While we were developing the system, new emails were composed by the users. On this unseen data set of emails of 78800 words, the baseline system could convert a mere 41.33%. When applying our approach, the system could convert 60.30% of the words into pictographs, which is a relative improvement of 45.9%.

6. Future Research

The upgrade of the WAI-NOT environment with the described improvements is expected soon. In future upgrades we want to apply more complex natural language processing techniques, such as word sense disambiguation and linking all the pictographs to the Cornetto lexical semantic database (Vossen et al. 2008). We will work on the translation between Beta, which is more or less a word by word conversion of Dutch and Sclera, in which several lexical semantic concepts are combined in one pictograph.


This research is done in the Picto project, funded by Steunfonds Marguerite-Marie Delacroix.

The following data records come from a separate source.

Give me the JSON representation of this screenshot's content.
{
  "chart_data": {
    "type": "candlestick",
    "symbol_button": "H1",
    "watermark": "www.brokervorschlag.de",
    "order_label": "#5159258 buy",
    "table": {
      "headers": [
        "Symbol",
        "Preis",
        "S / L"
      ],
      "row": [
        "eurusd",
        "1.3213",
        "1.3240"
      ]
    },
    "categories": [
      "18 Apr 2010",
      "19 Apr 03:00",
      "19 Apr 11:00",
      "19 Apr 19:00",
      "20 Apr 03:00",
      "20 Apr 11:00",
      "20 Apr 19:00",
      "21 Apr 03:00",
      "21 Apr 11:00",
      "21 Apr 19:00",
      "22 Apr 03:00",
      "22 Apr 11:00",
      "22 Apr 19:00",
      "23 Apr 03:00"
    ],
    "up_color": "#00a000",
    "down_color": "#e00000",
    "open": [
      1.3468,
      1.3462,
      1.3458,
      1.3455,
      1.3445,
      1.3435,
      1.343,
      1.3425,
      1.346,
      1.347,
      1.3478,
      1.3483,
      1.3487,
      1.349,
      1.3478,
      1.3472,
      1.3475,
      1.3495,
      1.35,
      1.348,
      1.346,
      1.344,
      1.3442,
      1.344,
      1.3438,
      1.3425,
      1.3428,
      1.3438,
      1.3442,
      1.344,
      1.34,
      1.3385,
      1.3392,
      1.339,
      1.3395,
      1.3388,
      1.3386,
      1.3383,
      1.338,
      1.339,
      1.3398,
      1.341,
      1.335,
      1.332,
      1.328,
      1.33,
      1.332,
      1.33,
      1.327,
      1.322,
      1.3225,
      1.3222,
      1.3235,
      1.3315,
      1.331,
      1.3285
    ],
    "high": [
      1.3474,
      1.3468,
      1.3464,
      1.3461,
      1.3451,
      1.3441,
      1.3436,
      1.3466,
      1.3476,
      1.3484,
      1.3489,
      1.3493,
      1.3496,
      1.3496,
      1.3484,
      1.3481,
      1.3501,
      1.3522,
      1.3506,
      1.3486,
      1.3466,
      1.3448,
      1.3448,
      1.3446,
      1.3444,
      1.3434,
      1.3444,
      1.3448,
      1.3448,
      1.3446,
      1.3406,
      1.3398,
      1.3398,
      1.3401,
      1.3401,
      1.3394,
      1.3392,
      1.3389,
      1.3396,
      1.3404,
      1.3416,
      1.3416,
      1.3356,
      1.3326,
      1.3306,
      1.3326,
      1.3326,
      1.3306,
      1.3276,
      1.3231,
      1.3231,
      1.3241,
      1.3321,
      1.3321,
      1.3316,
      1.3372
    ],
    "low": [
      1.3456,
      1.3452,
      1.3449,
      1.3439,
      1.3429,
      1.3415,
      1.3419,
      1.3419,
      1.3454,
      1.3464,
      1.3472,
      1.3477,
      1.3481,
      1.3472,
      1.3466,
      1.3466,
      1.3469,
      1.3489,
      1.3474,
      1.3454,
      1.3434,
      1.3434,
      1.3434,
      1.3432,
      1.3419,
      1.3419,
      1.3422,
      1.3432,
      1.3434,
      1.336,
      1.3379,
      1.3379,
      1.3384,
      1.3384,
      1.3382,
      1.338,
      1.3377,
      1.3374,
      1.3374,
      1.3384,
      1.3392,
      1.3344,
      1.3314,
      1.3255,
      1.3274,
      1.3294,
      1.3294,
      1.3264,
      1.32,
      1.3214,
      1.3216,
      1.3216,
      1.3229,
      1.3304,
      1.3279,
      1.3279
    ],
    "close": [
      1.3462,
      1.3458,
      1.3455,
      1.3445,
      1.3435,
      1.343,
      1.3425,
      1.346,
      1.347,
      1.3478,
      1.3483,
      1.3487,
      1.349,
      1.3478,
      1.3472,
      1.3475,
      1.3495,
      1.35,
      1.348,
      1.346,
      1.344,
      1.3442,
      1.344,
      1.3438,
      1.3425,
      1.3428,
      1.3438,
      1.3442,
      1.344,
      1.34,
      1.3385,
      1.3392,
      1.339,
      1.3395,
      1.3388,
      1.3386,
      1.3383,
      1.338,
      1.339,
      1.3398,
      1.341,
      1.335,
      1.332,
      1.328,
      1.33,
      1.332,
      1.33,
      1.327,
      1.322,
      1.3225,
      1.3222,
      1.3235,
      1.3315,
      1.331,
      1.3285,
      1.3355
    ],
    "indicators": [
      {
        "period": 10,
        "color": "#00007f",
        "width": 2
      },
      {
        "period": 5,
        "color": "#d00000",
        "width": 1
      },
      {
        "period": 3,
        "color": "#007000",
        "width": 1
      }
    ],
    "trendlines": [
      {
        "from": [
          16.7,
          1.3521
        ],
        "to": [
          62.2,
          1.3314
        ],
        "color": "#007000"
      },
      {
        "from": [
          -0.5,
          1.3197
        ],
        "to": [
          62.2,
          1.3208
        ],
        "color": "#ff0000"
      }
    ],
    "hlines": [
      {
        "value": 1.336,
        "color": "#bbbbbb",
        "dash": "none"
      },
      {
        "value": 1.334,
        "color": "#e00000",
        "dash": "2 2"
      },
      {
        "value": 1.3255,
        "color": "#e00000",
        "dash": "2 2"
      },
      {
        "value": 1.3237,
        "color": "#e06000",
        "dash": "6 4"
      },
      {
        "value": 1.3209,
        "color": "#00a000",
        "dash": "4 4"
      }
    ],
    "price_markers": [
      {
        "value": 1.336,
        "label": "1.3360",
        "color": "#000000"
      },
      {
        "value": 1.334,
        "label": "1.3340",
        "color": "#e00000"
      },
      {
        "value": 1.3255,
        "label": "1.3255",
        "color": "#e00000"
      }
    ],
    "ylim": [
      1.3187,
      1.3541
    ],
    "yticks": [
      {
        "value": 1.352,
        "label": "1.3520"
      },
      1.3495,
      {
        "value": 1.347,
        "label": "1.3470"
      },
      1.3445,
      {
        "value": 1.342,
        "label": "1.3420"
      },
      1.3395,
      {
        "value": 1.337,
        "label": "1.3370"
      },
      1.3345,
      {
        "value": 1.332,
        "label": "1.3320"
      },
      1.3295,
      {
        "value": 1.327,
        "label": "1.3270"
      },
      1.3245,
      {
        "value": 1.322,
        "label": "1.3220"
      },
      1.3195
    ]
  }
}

  1. Van den Bosch, A., Busser, G.J., Daelemans, W., and Canisius, S. (2007). An efficient memory-based morphosyntactic tagger and parser for Dutch. In F. van Eynde, P. Dirix, I. Schuurman, and V. Vandeghinste Selected Papers of the 17th Computational Linguistics in the Netherlands Meeting, Leuven, Belgium: Centre for Computational Linguistics. p. 99-114.
  2. Van Eynde, F. (2005). Part-of-speech tagging en lemmatisering. Protocol for the Annotators in D-Coi.
  3. Vossen, P., I.Maks, R. Segers and H. van der Vliet (2008).Integrating Lexical Units, Synsets, and Ontology in the Cornetto Database. In Nicoletta Calzolari, Khalid Choukri, Bente Maegaard, Joseph Mariani, Jan Odijk, Stelios Piperidis, Daniel Tapias Proceedings of the Sixth International Conference on Language Resources and Evaluation (LREC'08), Marrakech, Morocco.